パラアイスホッケーの平昌パラリンピック最終予選が9日、スウェーデンのエステルスンドで開幕した。スウェーデン、ドイツ、チェコ、日本、スロバキアが参加。総当たり戦を行い、上位3チームに平昌への出場切符が与えられる。

第2試合に登場した日本はドイツと対戦。第1ピリオドからコンスタントに点を重ねた日本が6-2で勝利。貴重な勝ち点3を手にした。

■日本 6-2 ドイツ

日本は第1セットのディフェンスに、三澤英司と上原大祐を起用。フォワードは高橋和廣をセンターに、熊谷昌治と堀江航がウイングという布陣を組んだ。

ゴールネットが揺れたのは、試合開始からわずか31秒。その第1セットが、攻撃の口火を切った。ドイツのアイシングから相手陣地でフェイスオフのチャンスを得た日本は、左コーナーで上原と高橋がパックを死守。熊谷昌治がゴール前に詰めてパスに合わせると、ゴール右上に鋭いシュートを決めた。

その後、三澤がフェンス際で相手の厳しいチェックを受けて、負傷退場を余儀なくされるアクシデントが起こってしまう。だが日本は集中力をキープ。本来は第2セットの須藤悟が三澤のカバーに入り、上原とともに豊富な運動量でドイツのラフなプレーをかわし続けた。

初戦でスタメンマスクを被ったのは、ベテランGK福島(中央)
初戦でスタメンマスクを被ったのは、ベテランGK福島(中央)

先制点からの流れに乗る日本は、7分53秒に安中幹雄(FW)が追加点。第2ピリオドにはドイツのオウンゴールで3-0とし、その後は1点を返されるが、12分56秒に上原がフェイスオフから出たパックに反応し、ワンタッチで合わせてゴール。その直後には熊谷が2点目を決め、5-1とリードを広げた。

最終ピリオド4分11秒には、この日第2セットのフォワードに起用された児玉直が、成長の証となる追加点を入れる。左コーナーの混戦からつないだパスを受けると、相手ディフェンスの動きを冷静に見極め、「手と刃の間にあったわずかな隙間」を縫う技ありのスライドシュートだった。「点に絡みたいという気持ちがすごくあった。強敵のドイツとの試合で自分が勝利に貢献出来て嬉しい」と児玉。その後、GK福島忍がキープしようとしたパックを後逸して相手に得点を献上する場面もあったが、福島はそれ以外のドイツの15本のシュートをさばききった。

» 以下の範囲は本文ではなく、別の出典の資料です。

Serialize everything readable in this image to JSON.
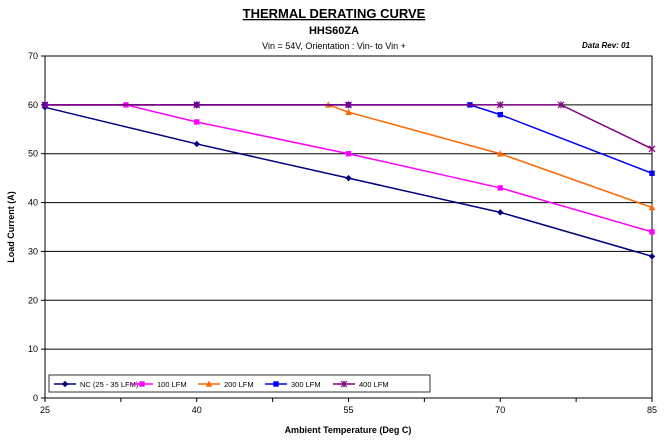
{
  "chart_data": {
    "type": "line",
    "title": "THERMAL DERATING CURVE",
    "subtitle": "HHS60ZA",
    "condition": "Vin = 54V, Orientation : Vin- to Vin +",
    "data_rev": "Data Rev:  01",
    "xlabel": "Ambient Temperature (Deg C)",
    "ylabel": "Load Current (A)",
    "xlim": [
      25,
      85
    ],
    "ylim": [
      0,
      70
    ],
    "xticks": [
      25,
      40,
      55,
      70,
      85
    ],
    "yticks": [
      0,
      10,
      20,
      30,
      40,
      50,
      60,
      70
    ],
    "grid": "horizontal",
    "legend_position": "bottom-left",
    "series": [
      {
        "name": "NC (25 - 35 LFM)",
        "color": "#000080",
        "marker": "diamond",
        "x": [
          25,
          40,
          55,
          70,
          85
        ],
        "y": [
          59.5,
          52,
          45,
          38,
          29
        ]
      },
      {
        "name": "100 LFM",
        "color": "#ff00ff",
        "marker": "square",
        "x": [
          25,
          33,
          40,
          55,
          70,
          85
        ],
        "y": [
          60,
          60,
          56.5,
          50,
          43,
          34
        ]
      },
      {
        "name": "200 LFM",
        "color": "#ff6600",
        "marker": "triangle",
        "x": [
          25,
          53,
          55,
          70,
          85
        ],
        "y": [
          60,
          60,
          58.5,
          50,
          39
        ]
      },
      {
        "name": "300 LFM",
        "color": "#0000ff",
        "marker": "square",
        "x": [
          25,
          40,
          55,
          67,
          70,
          85
        ],
        "y": [
          60,
          60,
          60,
          60,
          58,
          46
        ]
      },
      {
        "name": "400 LFM",
        "color": "#800080",
        "marker": "star",
        "x": [
          25,
          40,
          55,
          70,
          76,
          85
        ],
        "y": [
          60,
          60,
          60,
          60,
          60,
          51
        ]
      }
    ]
  }
}
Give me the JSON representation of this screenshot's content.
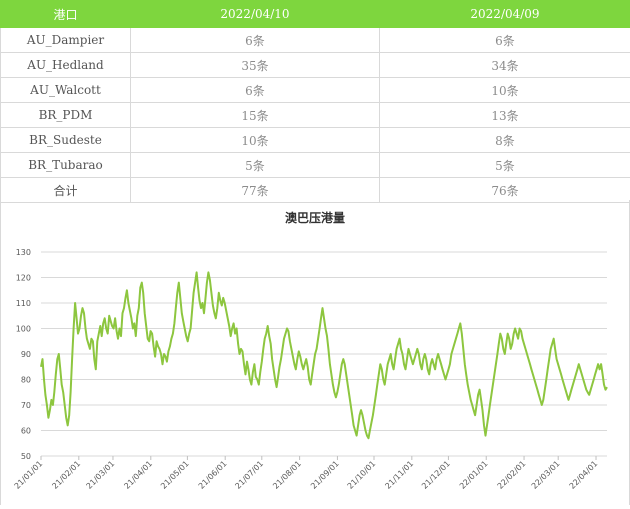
{
  "table": {
    "headers": [
      "港口",
      "2022/04/10",
      "2022/04/09"
    ],
    "rows": [
      [
        "AU_Dampier",
        "6条",
        "6条"
      ],
      [
        "AU_Hedland",
        "35条",
        "34条"
      ],
      [
        "AU_Walcott",
        "6条",
        "10条"
      ],
      [
        "BR_PDM",
        "15条",
        "13条"
      ],
      [
        "BR_Sudeste",
        "10条",
        "8条"
      ],
      [
        "BR_Tubarao",
        "5条",
        "5条"
      ],
      [
        "合计",
        "77条",
        "76条"
      ]
    ]
  },
  "chart_data": {
    "type": "line",
    "title": "澳巴压港量",
    "xlabel": "",
    "ylabel": "",
    "ylim": [
      50,
      130
    ],
    "yticks": [
      50,
      60,
      70,
      80,
      90,
      100,
      110,
      120,
      130
    ],
    "xticks": [
      "21/01/01",
      "21/02/01",
      "21/03/01",
      "21/04/01",
      "21/05/01",
      "21/06/01",
      "21/07/01",
      "21/08/01",
      "21/09/01",
      "21/10/01",
      "21/11/01",
      "21/12/01",
      "22/01/01",
      "22/02/01",
      "22/03/01",
      "22/04/01"
    ],
    "grid": true,
    "line_color": "#8dc63f",
    "x_start": "2021-01-01",
    "series": [
      {
        "values": [
          85,
          88,
          80,
          74,
          70,
          65,
          68,
          72,
          70,
          75,
          82,
          88,
          90,
          84,
          78,
          75,
          70,
          65,
          62,
          66,
          75,
          88,
          100,
          110,
          104,
          98,
          100,
          105,
          108,
          106,
          100,
          96,
          94,
          92,
          96,
          95,
          88,
          84,
          95,
          98,
          101,
          97,
          102,
          104,
          100,
          98,
          105,
          103,
          101,
          100,
          104,
          99,
          96,
          100,
          97,
          106,
          108,
          112,
          115,
          110,
          107,
          104,
          100,
          102,
          97,
          105,
          108,
          116,
          118,
          114,
          106,
          101,
          96,
          95,
          99,
          98,
          93,
          89,
          95,
          93,
          92,
          90,
          86,
          90,
          89,
          87,
          91,
          93,
          96,
          98,
          102,
          108,
          114,
          118,
          112,
          106,
          103,
          100,
          97,
          95,
          98,
          100,
          107,
          114,
          118,
          122,
          116,
          111,
          108,
          110,
          106,
          112,
          118,
          122,
          119,
          114,
          109,
          106,
          104,
          108,
          114,
          111,
          109,
          112,
          110,
          107,
          104,
          101,
          97,
          100,
          102,
          98,
          100,
          94,
          90,
          92,
          91,
          86,
          82,
          87,
          84,
          80,
          78,
          83,
          86,
          81,
          80,
          78,
          83,
          87,
          92,
          96,
          98,
          101,
          97,
          94,
          88,
          84,
          80,
          77,
          81,
          85,
          88,
          92,
          96,
          98,
          100,
          99,
          95,
          92,
          89,
          86,
          84,
          88,
          91,
          89,
          86,
          84,
          86,
          88,
          85,
          80,
          78,
          82,
          86,
          90,
          92,
          96,
          100,
          104,
          108,
          104,
          100,
          97,
          92,
          86,
          82,
          78,
          75,
          73,
          75,
          78,
          82,
          86,
          88,
          86,
          82,
          78,
          74,
          70,
          66,
          62,
          60,
          58,
          62,
          66,
          68,
          66,
          63,
          60,
          58,
          57,
          60,
          63,
          66,
          70,
          74,
          78,
          82,
          86,
          84,
          80,
          78,
          82,
          86,
          88,
          90,
          86,
          84,
          88,
          92,
          94,
          96,
          92,
          90,
          86,
          84,
          88,
          92,
          90,
          88,
          86,
          88,
          90,
          92,
          90,
          86,
          84,
          88,
          90,
          88,
          84,
          82,
          86,
          88,
          86,
          84,
          88,
          90,
          88,
          86,
          84,
          82,
          80,
          82,
          84,
          86,
          90,
          92,
          94,
          96,
          98,
          100,
          102,
          98,
          92,
          86,
          82,
          78,
          75,
          72,
          70,
          68,
          66,
          70,
          74,
          76,
          72,
          68,
          62,
          58,
          62,
          66,
          70,
          74,
          78,
          82,
          86,
          90,
          94,
          98,
          96,
          92,
          90,
          94,
          98,
          96,
          92,
          94,
          98,
          100,
          98,
          96,
          100,
          99,
          96,
          94,
          92,
          90,
          88,
          86,
          84,
          82,
          80,
          78,
          76,
          74,
          72,
          70,
          72,
          76,
          80,
          84,
          88,
          92,
          94,
          96,
          92,
          88,
          86,
          84,
          82,
          80,
          78,
          76,
          74,
          72,
          74,
          76,
          78,
          80,
          82,
          84,
          86,
          84,
          82,
          80,
          78,
          76,
          75,
          74,
          76,
          78,
          80,
          82,
          84,
          86,
          84,
          86,
          82,
          78,
          76,
          77
        ]
      }
    ]
  }
}
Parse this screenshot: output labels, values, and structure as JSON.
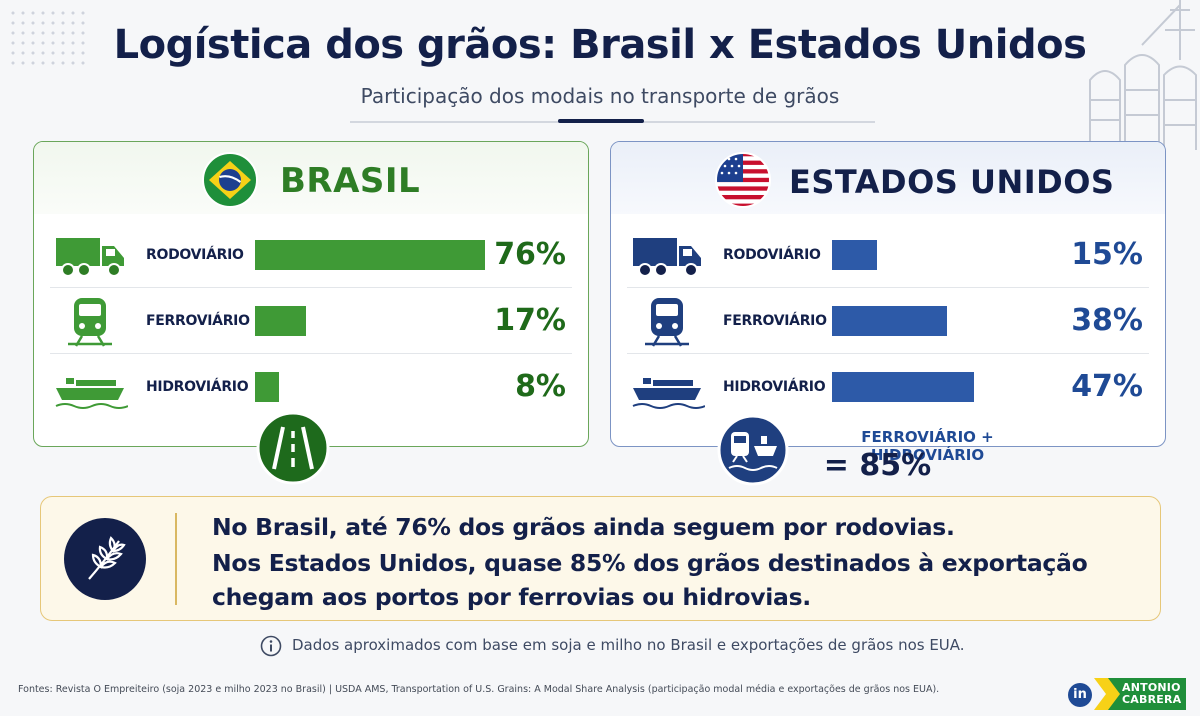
{
  "title": "Logística dos grãos: Brasil x Estados Unidos",
  "subtitle": "Participação dos modais no transporte de grãos",
  "colors": {
    "brasil": "#3f9a36",
    "estados_unidos": "#2d5aa8",
    "navy": "#13204a",
    "callout_bg": "#fdf8e9"
  },
  "chart_data": [
    {
      "type": "bar",
      "title": "BRASIL",
      "categories": [
        "RODOVIÁRIO",
        "FERROVIÁRIO",
        "HIDROVIÁRIO"
      ],
      "values": [
        76,
        17,
        8
      ],
      "value_labels": [
        "76%",
        "17%",
        "8%"
      ],
      "xlim": [
        0,
        76
      ],
      "icons": [
        "truck-icon",
        "train-icon",
        "ship-icon"
      ],
      "color": "#3f9a36"
    },
    {
      "type": "bar",
      "title": "ESTADOS UNIDOS",
      "categories": [
        "RODOVIÁRIO",
        "FERROVIÁRIO",
        "HIDROVIÁRIO"
      ],
      "values": [
        15,
        38,
        47
      ],
      "value_labels": [
        "15%",
        "38%",
        "47%"
      ],
      "xlim": [
        0,
        76
      ],
      "icons": [
        "truck-icon",
        "train-icon",
        "ship-icon"
      ],
      "color": "#2d5aa8"
    }
  ],
  "us_summary": {
    "label": "FERROVIÁRIO + HIDROVIÁRIO",
    "value": "= 85%"
  },
  "callout": {
    "line1": "No Brasil, até 76% dos grãos ainda seguem por rodovias.",
    "line2": "Nos Estados Unidos, quase 85% dos grãos destinados à exportação",
    "line3": "chegam aos portos por ferrovias ou hidrovias."
  },
  "note": "Dados aproximados com base em soja e milho no Brasil e exportações de grãos nos EUA.",
  "sources": "Fontes: Revista O Empreiteiro (soja 2023 e milho 2023 no Brasil) | USDA AMS, Transportation of U.S. Grains: A Modal Share Analysis (participação modal média e exportações de grãos nos EUA).",
  "brand": {
    "linkedin": "in",
    "name_line1": "ANTONIO",
    "name_line2": "CABRERA"
  }
}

試合後、観客席に挨拶する日本代表。負傷退場した三澤のユニフォームを手に、明日のスウェーデン戦での勝利を誓う
試合後、観客席に挨拶する日本代表。負傷退場した三澤のユニフォームを手に、明日のスウェーデン戦での勝利を誓う

これまで、初戦を落として波に乗り切れない試合が多かった日本。ましてやドイツは常に接戦を演じてきた相手だっただけに、課題だった先制点を早いタイミングで挙げ、試合のリズムを自ら作れたことは、呪縛が解けたに近い、大きな収穫になった。

大会直前に盟友・ノルウェーから5選手を招いて合宿を行い、ヨーロッパ特有の動きの確認や試合勘を養ったことも、結果を出せた要因のひとつだ。また、熊谷が「先制しても油断しないで、3点差4点差になっても絶対に気を抜かずにやっていこう、と声をかけていた」と話したように、最後まで途切れなかった全員の集中力と一体感が勝利に導いた。

試合を振り返り、キャプテンの須藤は「次につながる戦いになった」と、ホッとした表情を見せた。そして、中北浩仁監督は「ずっと目指していたプレーができた」と評価する。10日のスウェーデン戦については、「今日の2ピリは、ちぐはぐな動きが出てしまい、相手に裏を取られたりした。スウェーデンはそういうミスに付け込んでくると思うので、しっかりと修正したい」と話した。

■チェコ 5-0 スロバキア

パックを奪い合うチェコ(赤)とスロバキア
パックを奪い合うチェコ(赤)とスロバキア

第1試合のチェコ対スロバキアは、序盤からチェコが主導権を握る展開に。第1ピリオド8分19秒にSafranek が得点すると、続けてKubes が2得点。その後も終始、チェコのペースで試合は進み、5-0でチェコが勝利した。

チェコとスロバキアは、ヨーロッパの隣国であり、ライバル同士。今大会直前に開幕したチェコリーグに両チームとも参戦し、実戦を重ねてきた。今日の試合では大差がついたが、今後もしのぎを削り、レベルアップを図っていく環境があることを考えれば、スロバキアも日本にとって怖い存在になっていくだろう。